Recently, I was required as part of my volunteer prison
ministry to take a computer based training, mandated by the federal government.
Thirty multiple choice questions with 80% needed to pass. Sounds simple enough.
The first day I spent six hours—ninety
minutes of that, just to find the minuscule icon that opened the actual test
portion of the program. Thoroughly frustrated, but afraid the program would
time-out, I plunged ahead for a pre-test score of 50. Several tests later and a
high score of 58%, I quit to start afresh the next day. With a new attitude and
a better understanding of the program, I started with the video odyssey training
sessions. After hours of endless lesson scenarios, my high score reached 78%. Another
try with a 50 and I quit again. However, failure
was not an option. I passed the test eventually with some handholding, but
I’ve discovered new meaning in the dreaded words – the test.

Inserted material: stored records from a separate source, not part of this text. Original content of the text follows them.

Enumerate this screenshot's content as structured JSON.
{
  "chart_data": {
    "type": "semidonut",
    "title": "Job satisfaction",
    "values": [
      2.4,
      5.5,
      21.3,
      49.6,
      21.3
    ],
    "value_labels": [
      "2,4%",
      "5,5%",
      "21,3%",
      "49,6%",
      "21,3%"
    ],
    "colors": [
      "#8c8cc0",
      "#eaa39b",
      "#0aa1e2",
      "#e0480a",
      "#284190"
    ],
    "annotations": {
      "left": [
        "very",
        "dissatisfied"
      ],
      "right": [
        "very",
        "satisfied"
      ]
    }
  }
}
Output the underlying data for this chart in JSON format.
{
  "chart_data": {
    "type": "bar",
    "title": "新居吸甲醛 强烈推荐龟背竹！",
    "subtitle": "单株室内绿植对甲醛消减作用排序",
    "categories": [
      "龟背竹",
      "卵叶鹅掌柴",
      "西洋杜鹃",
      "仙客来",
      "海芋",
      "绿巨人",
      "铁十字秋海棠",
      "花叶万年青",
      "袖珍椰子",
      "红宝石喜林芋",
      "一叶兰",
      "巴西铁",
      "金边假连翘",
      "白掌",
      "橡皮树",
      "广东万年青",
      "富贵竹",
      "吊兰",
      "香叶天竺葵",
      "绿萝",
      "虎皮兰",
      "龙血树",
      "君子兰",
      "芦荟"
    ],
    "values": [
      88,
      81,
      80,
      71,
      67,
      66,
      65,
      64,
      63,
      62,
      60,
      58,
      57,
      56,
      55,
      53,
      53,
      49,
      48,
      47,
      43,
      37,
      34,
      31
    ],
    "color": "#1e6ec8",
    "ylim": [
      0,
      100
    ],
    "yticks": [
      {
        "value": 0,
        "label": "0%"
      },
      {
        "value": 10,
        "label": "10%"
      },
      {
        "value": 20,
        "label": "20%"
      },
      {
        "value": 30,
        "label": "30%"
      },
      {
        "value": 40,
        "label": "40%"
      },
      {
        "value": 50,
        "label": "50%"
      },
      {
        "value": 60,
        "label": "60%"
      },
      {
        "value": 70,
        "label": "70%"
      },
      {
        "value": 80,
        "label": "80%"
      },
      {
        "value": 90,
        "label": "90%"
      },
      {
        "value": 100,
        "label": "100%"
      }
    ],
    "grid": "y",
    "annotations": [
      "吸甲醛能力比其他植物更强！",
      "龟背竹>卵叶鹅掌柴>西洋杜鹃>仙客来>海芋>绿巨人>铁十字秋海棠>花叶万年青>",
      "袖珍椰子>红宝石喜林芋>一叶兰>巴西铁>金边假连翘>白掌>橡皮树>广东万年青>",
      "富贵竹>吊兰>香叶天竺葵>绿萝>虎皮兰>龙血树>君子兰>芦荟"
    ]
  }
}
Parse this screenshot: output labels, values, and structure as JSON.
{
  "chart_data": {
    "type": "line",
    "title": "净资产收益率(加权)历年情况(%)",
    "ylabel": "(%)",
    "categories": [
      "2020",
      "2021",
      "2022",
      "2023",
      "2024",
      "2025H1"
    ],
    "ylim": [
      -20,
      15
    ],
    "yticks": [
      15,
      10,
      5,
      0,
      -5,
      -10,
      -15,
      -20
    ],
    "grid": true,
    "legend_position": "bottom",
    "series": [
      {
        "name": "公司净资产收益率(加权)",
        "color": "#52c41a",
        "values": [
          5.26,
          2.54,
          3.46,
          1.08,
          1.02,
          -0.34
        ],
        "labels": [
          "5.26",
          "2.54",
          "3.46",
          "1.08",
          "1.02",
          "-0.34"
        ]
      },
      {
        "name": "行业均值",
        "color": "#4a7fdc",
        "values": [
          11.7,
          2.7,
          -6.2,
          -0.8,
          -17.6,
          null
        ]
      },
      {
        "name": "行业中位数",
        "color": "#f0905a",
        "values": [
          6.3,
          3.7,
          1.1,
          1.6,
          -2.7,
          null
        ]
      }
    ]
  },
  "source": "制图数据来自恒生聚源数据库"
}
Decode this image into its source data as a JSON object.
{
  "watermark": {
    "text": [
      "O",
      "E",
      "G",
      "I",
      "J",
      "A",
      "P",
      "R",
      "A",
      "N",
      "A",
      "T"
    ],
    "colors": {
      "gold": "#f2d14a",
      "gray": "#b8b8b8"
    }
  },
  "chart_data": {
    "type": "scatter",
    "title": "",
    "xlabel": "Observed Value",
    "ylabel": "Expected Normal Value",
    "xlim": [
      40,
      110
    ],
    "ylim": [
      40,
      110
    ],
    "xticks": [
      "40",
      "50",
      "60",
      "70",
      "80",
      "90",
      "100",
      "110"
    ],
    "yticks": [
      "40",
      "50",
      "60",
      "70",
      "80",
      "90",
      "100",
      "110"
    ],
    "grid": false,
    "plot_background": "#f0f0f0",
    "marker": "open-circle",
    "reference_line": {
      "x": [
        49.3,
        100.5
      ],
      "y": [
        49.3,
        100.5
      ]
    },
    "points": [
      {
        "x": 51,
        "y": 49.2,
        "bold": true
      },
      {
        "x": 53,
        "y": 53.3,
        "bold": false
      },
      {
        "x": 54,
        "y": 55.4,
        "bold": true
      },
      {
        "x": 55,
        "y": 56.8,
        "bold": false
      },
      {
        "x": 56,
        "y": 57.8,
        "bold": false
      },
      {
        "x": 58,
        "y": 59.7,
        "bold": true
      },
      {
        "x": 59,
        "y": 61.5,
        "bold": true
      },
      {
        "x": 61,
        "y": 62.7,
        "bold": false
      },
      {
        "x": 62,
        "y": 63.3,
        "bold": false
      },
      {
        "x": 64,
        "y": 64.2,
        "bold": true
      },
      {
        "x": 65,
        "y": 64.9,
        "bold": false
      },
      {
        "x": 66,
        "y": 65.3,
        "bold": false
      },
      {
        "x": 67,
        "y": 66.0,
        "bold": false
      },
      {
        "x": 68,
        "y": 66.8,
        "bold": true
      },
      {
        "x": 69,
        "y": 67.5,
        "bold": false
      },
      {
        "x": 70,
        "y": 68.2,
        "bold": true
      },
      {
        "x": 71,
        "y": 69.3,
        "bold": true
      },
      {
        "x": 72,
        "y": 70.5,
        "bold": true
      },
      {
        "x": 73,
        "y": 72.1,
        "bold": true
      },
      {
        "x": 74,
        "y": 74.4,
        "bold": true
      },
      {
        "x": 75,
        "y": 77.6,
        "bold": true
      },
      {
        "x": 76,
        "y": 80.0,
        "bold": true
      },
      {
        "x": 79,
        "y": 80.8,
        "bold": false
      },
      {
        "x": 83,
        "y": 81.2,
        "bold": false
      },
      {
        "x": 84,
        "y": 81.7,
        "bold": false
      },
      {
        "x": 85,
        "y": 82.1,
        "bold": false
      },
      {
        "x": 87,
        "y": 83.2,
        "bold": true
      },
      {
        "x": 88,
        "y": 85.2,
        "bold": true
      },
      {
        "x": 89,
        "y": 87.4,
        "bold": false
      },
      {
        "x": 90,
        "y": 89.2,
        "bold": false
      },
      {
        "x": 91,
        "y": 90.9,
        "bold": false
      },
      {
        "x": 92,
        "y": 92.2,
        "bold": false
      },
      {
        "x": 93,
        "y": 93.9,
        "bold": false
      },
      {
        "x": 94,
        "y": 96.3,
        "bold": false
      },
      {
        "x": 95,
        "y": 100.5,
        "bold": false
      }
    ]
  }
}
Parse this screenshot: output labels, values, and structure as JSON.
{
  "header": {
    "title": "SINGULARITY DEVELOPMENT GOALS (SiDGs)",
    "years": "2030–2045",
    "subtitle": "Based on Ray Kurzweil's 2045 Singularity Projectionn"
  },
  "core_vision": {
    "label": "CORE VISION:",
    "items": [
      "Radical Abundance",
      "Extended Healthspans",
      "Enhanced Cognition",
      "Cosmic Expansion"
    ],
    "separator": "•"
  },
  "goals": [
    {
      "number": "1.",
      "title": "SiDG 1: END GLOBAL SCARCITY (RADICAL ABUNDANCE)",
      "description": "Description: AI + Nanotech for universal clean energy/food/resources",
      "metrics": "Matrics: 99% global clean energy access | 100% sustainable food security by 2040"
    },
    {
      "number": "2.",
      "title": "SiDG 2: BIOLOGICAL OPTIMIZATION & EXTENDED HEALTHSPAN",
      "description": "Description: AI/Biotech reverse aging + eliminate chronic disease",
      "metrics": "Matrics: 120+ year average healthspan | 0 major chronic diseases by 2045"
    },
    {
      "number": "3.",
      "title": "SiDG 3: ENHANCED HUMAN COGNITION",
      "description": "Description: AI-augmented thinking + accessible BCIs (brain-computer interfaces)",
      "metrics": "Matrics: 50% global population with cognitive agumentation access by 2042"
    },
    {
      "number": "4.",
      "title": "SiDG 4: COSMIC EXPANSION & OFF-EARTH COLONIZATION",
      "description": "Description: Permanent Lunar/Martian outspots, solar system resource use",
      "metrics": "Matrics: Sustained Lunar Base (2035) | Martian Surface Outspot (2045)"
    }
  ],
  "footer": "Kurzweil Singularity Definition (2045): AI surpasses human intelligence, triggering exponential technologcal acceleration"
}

Testing in reference to my faith has always bothered me. The
dictionary refers to test as “a purification process by heat and pressure.” Purified
by fire scares the Hell out of me, literally. I have a hard time reconciling my
loving God as testing me. What if I fail? But that’s the whole point. Life –
this journey is the test – baby steps of faith, and if we keep getting up and toddling back on the path, we
can't fail.
The test of time – stubborn perseverance. God help me. I’m still
not good at standardized tests, but I have the wisdom that time affords and the
dogged determination that can’t be measured by little bubbles on a page.